Many countries around the world have their own healthcare systems that provide healthcare benefits from governmental entities or from public and private insurance companies. These systems are designed to offer citizens healthcare in different ways and at different costs, and while politicians continue to debate the merits of various healthcare system models, one thing is clear: everyone will need some form of healthcare in their lives. If you haven’t had a chance to research the subject, here’s a look at how other healthcare systems operate around the world:
1.) Taiwan – While many Asian countries are on the cutting edge of technology, Taiwan has taken technological advancements and applied them to healthcare. Citizens of Taiwan are issued a smart card from the government, and this card is then used to store and display each patient’s entire medical history with a quick scan. These electronic health records (such as ADSC electronic records) can then be used by doctors to analyze the benefits of various treatment options and to offer the best quality care possible for each individual.go to http://www.who.int/whr/2000/media_centre/press_release/en/ for more details.

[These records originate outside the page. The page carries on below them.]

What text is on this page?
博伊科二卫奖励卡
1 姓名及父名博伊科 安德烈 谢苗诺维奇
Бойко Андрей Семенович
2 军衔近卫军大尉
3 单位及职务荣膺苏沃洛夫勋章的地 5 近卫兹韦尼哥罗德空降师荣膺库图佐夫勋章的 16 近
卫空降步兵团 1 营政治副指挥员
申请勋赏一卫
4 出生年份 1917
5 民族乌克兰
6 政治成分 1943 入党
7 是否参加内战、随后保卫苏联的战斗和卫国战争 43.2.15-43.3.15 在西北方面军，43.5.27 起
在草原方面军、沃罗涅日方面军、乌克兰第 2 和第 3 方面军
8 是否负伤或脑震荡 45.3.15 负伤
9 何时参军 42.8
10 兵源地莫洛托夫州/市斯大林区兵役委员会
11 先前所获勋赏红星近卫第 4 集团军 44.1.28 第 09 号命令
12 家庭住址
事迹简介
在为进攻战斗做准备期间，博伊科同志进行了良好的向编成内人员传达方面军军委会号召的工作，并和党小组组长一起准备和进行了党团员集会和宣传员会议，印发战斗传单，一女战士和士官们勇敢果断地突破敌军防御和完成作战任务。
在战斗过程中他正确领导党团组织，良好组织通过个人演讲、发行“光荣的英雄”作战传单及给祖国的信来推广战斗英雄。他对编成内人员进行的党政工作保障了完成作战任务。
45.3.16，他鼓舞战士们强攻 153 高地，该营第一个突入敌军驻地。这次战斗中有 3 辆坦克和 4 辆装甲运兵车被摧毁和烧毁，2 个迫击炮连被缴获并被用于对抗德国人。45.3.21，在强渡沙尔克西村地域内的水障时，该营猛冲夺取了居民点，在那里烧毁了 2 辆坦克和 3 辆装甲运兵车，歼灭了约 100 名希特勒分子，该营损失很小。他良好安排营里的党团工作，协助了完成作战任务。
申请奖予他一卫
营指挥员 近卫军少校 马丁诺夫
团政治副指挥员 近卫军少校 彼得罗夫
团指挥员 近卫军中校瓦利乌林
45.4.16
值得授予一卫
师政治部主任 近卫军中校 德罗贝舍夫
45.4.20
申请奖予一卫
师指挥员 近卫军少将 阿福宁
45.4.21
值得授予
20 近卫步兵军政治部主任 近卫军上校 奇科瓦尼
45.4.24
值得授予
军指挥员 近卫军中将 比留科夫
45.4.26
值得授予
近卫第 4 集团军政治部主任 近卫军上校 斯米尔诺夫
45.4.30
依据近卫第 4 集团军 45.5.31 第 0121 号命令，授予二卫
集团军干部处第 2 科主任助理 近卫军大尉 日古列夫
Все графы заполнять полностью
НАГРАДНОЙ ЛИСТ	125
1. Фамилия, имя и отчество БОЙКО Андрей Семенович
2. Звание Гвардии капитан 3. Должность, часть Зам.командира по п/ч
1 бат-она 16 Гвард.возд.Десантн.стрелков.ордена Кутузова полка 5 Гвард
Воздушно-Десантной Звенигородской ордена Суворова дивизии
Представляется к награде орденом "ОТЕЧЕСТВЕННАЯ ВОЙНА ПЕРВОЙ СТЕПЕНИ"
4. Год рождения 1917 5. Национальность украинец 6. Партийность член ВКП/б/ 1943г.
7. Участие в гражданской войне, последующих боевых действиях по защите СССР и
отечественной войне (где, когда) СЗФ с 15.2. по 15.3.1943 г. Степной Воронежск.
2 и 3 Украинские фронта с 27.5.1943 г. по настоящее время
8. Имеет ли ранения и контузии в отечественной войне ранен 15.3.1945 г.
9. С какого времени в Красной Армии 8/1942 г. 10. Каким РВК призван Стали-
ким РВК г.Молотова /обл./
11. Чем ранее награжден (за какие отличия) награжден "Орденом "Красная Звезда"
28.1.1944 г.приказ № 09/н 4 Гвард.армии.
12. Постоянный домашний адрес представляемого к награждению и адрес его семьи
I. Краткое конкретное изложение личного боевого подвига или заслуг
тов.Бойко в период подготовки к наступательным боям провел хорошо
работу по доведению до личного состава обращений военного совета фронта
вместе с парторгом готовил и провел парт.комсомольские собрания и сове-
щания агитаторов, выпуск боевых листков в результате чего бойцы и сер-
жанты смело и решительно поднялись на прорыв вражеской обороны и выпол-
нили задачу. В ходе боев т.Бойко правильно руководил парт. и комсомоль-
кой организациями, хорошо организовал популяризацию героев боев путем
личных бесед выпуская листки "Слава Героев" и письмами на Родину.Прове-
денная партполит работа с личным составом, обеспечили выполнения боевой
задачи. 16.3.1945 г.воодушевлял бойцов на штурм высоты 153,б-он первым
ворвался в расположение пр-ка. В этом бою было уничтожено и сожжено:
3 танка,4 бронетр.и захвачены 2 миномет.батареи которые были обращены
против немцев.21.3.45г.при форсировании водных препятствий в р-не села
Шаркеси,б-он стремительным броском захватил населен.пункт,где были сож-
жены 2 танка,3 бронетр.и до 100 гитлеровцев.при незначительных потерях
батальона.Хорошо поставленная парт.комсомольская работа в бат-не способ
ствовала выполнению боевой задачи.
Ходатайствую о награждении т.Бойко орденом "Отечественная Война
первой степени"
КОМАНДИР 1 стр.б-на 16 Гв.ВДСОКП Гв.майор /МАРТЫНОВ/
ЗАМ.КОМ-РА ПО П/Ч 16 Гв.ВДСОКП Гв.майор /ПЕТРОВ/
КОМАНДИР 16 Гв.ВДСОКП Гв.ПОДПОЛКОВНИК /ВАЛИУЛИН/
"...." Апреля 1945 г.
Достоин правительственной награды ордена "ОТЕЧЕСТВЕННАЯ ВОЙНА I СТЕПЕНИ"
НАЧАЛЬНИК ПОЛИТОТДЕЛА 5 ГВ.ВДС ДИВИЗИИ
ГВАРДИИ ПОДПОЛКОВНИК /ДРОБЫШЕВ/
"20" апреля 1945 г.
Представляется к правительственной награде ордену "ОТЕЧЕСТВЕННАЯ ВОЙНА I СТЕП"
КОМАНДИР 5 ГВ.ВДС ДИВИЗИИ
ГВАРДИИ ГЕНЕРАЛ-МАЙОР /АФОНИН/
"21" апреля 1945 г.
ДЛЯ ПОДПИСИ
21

2.) France – According to a 2000 report from the World Health Organization, France ranks at the top of the list when it comes to its healthcare system. Citizens of France are able to see any doctor they choose, while the government pays for a large portion of all expenses. The downside to this, however, is that each citizen is required by law to pay for these services through their income, and even at that, this tax only pays for about 70 percent of all care; the other 30 percent is made up by paying for additional private insurance. Additionally, the French government often comes out over budget when it comes to healthcare, meaning the current program may only last for so long before it collapses.
3.) Germany – In Germany, all citizens are required by law to have health insurance. Virtually all German citizens must pay out eight percent of their income to the governmental healthcare system, and employers are required to match this amount. One of the main benefits of Germany’s healthcare system is that it encourages prevention of diseases over treatment. In many cases, German citizens are offered phone calls from doctors and nurses for check-ups, and many of the basic healthcare plans offered by the government-sponsored insurance companies allow citizens to take advantage of non-traditional treatments, such as time spent at a spa. Doesn’t that sound like fun?